Here are some quick statistics on nationwide average costs for long term care (from the 2012 MetLife market study of long term care):
- The national average daily rate for a private room in a nursing home was $248, while a semi-private room was $222 up from $239 and $214 respectively in 2011.
- The national average monthly base rate in an assisted living community rose from $3,477 in 2011 to $3,550 in 2012.
- The national average daily rate for adult day services remained unchanged from 2011 at $70 in 2012.
- The national average hourly rates for home health aides ($21) remained unchanged, while the homemaker hourly rate increased by 5.3% from $19 in 2011 to $20 in 2012.
- A private room in a nursing home in Florida averaged $259/day, while a semi-private room (far more common) averaged $230.
- The assisted living base rate averaged $3234/month.
- Adult day services averaged about $60/day throughout the state.
- Home care costs in Florida: the rate for a home health aide averaged $18/hour and for a homemaker companion slightly less at $17 (a homemaker companion provides non-hands on help only, such as light housekeeping, meal preparation, transportation and companionship).

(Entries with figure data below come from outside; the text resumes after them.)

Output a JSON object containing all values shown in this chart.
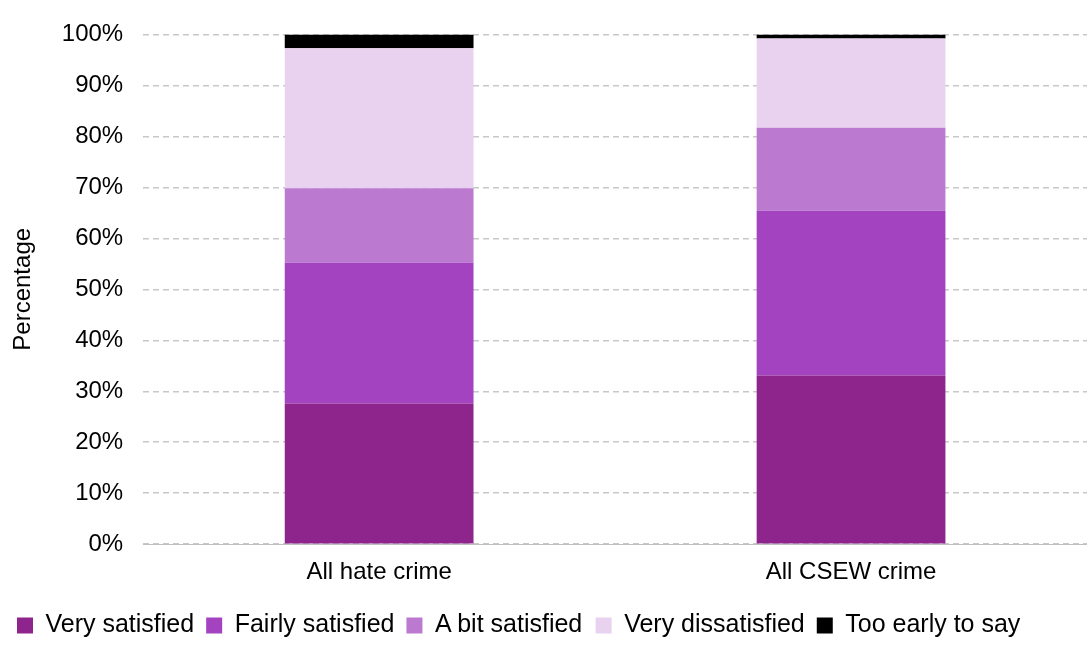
{
  "chart_data": {
    "type": "bar",
    "stacked": true,
    "categories": [
      "All hate crime",
      "All CSEW crime"
    ],
    "ylabel": "Percentage",
    "ylim": [
      0,
      100
    ],
    "yticks": [
      {
        "value": 0,
        "label": "0%"
      },
      {
        "value": 10,
        "label": "10%"
      },
      {
        "value": 20,
        "label": "20%"
      },
      {
        "value": 30,
        "label": "30%"
      },
      {
        "value": 40,
        "label": "40%"
      },
      {
        "value": 50,
        "label": "50%"
      },
      {
        "value": 60,
        "label": "60%"
      },
      {
        "value": 70,
        "label": "70%"
      },
      {
        "value": 80,
        "label": "80%"
      },
      {
        "value": 90,
        "label": "90%"
      },
      {
        "value": 100,
        "label": "100%"
      }
    ],
    "grid": "y",
    "legend": "bottom",
    "series": [
      {
        "name": "Very satisfied",
        "color": "#8e258c",
        "values": [
          27.6,
          33.1
        ]
      },
      {
        "name": "Fairly satisfied",
        "color": "#a343c0",
        "values": [
          27.6,
          32.3
        ]
      },
      {
        "name": "A bit satisfied",
        "color": "#bb79cf",
        "values": [
          14.6,
          16.3
        ]
      },
      {
        "name": "Very dissatisfied",
        "color": "#e8d2ef",
        "values": [
          27.5,
          17.5
        ]
      },
      {
        "name": "Too early to say",
        "color": "#000000",
        "values": [
          2.7,
          0.8
        ]
      }
    ]
  }
}
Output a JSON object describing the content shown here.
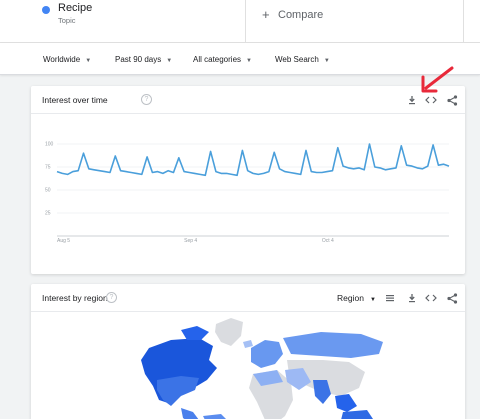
{
  "term": {
    "name": "Recipe",
    "type": "Topic",
    "color": "#4285f4"
  },
  "compare": {
    "plus": "+",
    "label": "Compare"
  },
  "filters": [
    {
      "label": "Worldwide"
    },
    {
      "label": "Past 90 days"
    },
    {
      "label": "All categories"
    },
    {
      "label": "Web Search"
    }
  ],
  "interest_over_time": {
    "title": "Interest over time",
    "help": "?",
    "icons": [
      "download-icon",
      "embed-icon",
      "share-icon"
    ]
  },
  "interest_by_region": {
    "title": "Interest by region",
    "help": "?",
    "region_select": "Region",
    "icons": [
      "list-view-icon",
      "download-icon",
      "embed-icon",
      "share-icon"
    ]
  },
  "annotation": {
    "arrow_color": "#e8293a"
  },
  "chart_data": {
    "type": "line",
    "series": [
      {
        "color": "#4a9fdb",
        "values": [
          70,
          68,
          67,
          70,
          71,
          90,
          73,
          72,
          71,
          70,
          69,
          87,
          71,
          70,
          69,
          68,
          67,
          86,
          69,
          70,
          68,
          71,
          69,
          85,
          70,
          69,
          68,
          67,
          66,
          92,
          70,
          68,
          68,
          67,
          66,
          93,
          71,
          68,
          67,
          68,
          70,
          91,
          73,
          70,
          69,
          68,
          67,
          93,
          70,
          69,
          69,
          70,
          71,
          96,
          76,
          74,
          73,
          74,
          72,
          100,
          75,
          74,
          72,
          73,
          74,
          98,
          77,
          76,
          74,
          73,
          76,
          99,
          77,
          78,
          76
        ]
      }
    ],
    "y_ticks": [
      100,
      75,
      50,
      25
    ],
    "x_ticks": [
      {
        "label": "Aug 5",
        "index": 0
      },
      {
        "label": "Sep 4",
        "index": 24
      },
      {
        "label": "Oct 4",
        "index": 50
      }
    ],
    "ylim": [
      0,
      100
    ],
    "grid": true
  }
}
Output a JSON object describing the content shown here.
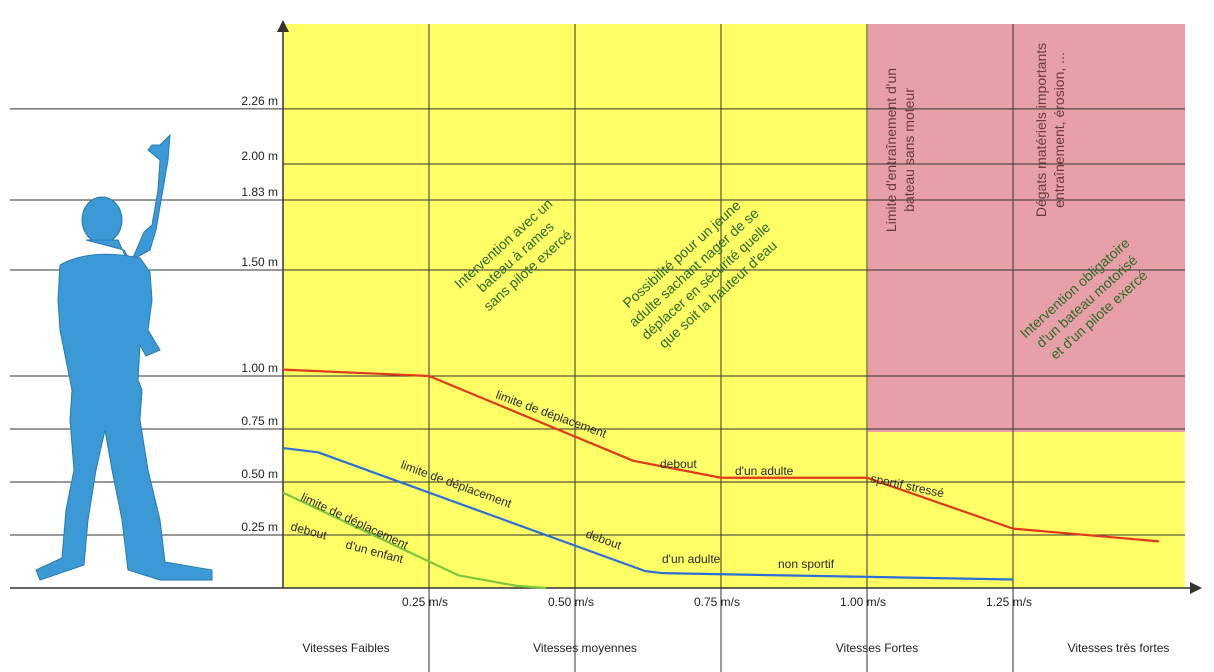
{
  "chart_data": {
    "type": "line",
    "y_ticks": [
      "2.26 m",
      "2.00 m",
      "1.83 m",
      "1.50 m",
      "1.00 m",
      "0.75 m",
      "0.50 m",
      "0.25 m"
    ],
    "x_ticks": [
      "0.25 m/s",
      "0.50 m/s",
      "0.75 m/s",
      "1.00 m/s",
      "1.25 m/s"
    ],
    "speed_categories": [
      "Vitesses Faibles",
      "Vitesses moyennes",
      "Vitesses Fortes",
      "Vitesses très fortes"
    ],
    "colors": {
      "yellow_zone": "#ffff66",
      "red_zone": "#e8a0a8",
      "adult_sport_curve": "#e03a1a",
      "adult_nonsport_curve": "#2e6fd6",
      "child_curve": "#7ec83a",
      "human_figure": "#3b9ad6"
    },
    "series": [
      {
        "name": "adulte sportif",
        "color": "#e03a1a",
        "x": [
          0.0,
          0.25,
          0.6,
          0.75,
          1.0,
          1.25,
          1.5
        ],
        "y": [
          1.03,
          1.0,
          0.6,
          0.52,
          0.52,
          0.28,
          0.22
        ]
      },
      {
        "name": "adulte non sportif",
        "color": "#2e6fd6",
        "x": [
          0.0,
          0.06,
          0.62,
          0.65,
          1.25
        ],
        "y": [
          0.66,
          0.64,
          0.08,
          0.07,
          0.04
        ]
      },
      {
        "name": "enfant",
        "color": "#7ec83a",
        "x": [
          0.0,
          0.1,
          0.3,
          0.4,
          0.45
        ],
        "y": [
          0.45,
          0.32,
          0.06,
          0.01,
          0.0
        ]
      }
    ],
    "curve_labels": {
      "red": [
        "limite de déplacement",
        "debout",
        "d'un adulte",
        "sportif stressé"
      ],
      "blue": [
        "limite de déplacement",
        "debout",
        "d'un adulte",
        "non sportif"
      ],
      "green": [
        "limite de déplacement",
        "debout",
        "d'un enfant"
      ]
    },
    "annotations": {
      "bateau_rames": [
        "Intervention avec un",
        "bateau à rames",
        "sans pilote exercé"
      ],
      "jeune_adulte": [
        "Possibilité pour un jeune",
        "adulte sachant nager de se",
        "déplacer en sécurité quelle",
        "que soit la hauteur d'eau"
      ],
      "limite_entrainement": [
        "Limite d'entraînement d'un",
        "bateau sans moteur"
      ],
      "degats": [
        "Dégats matériels importants",
        "entraînement, érosion, ..."
      ],
      "intervention_obligatoire": [
        "Intervention obligatoire",
        "d'un bateau motorisé",
        "et d'un pilote exercé"
      ]
    }
  }
}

- Assisted living rates are given as base rates. ALF contracts and billing vary widely, with some using a “level of care” model in which they determine the additional cost based on an assessment that places you within a certain level based on your needs or a la carte pricing for specific care services. Some use a more all-inclusive pricing model or may even use a combination of approaches.
- Often care is closely tied in to other living expenses and comparing costs requires looking at a more comprehensive budget. For example, a person receiving care at home has normal housing and living expenses such as utilities, groceries, mortgage/rent and maintenance. In a nursing home, residents will generally not incur any of those costs unless they continue to maintain their original home. In an assisted living facility, a number of those items are rolled in to the rate, though there may be additional costs (such as paying for phone or cable or buying personal groceries or restaurant meals).
- Related to the budgeting information above, long term care insurance will generally only pick up the costs of care. However, living expenses aren’t necessarily separated out in facility-based care (in other words, if you receive care at home, your LTC insurance will not cover utilities and home costs but a daily rate in a facility is more likely to include all of those costs).
- What other expenses should you consider in overall costs? Do not forget, for example: medical costs/insurance, medications, travel expenses, quality of life items (newspaper subscriptions, snacks, getting your hair done, personal training services, extra companion/help), transportation costs.
- Account for inflation. These are good estimates of today’s costs and you should expect prices to rise along with other living expenses.
A geriatric care manager can help you with understanding your potential long-term care costs, the options for eldercare and creating a projected budget. If you are a professional advisor, it may be worthwhile working in partnership with a care manager to help better prepare and advise your clients. A care manager can give you real insight about true costs so that you can really be as prepared as possible.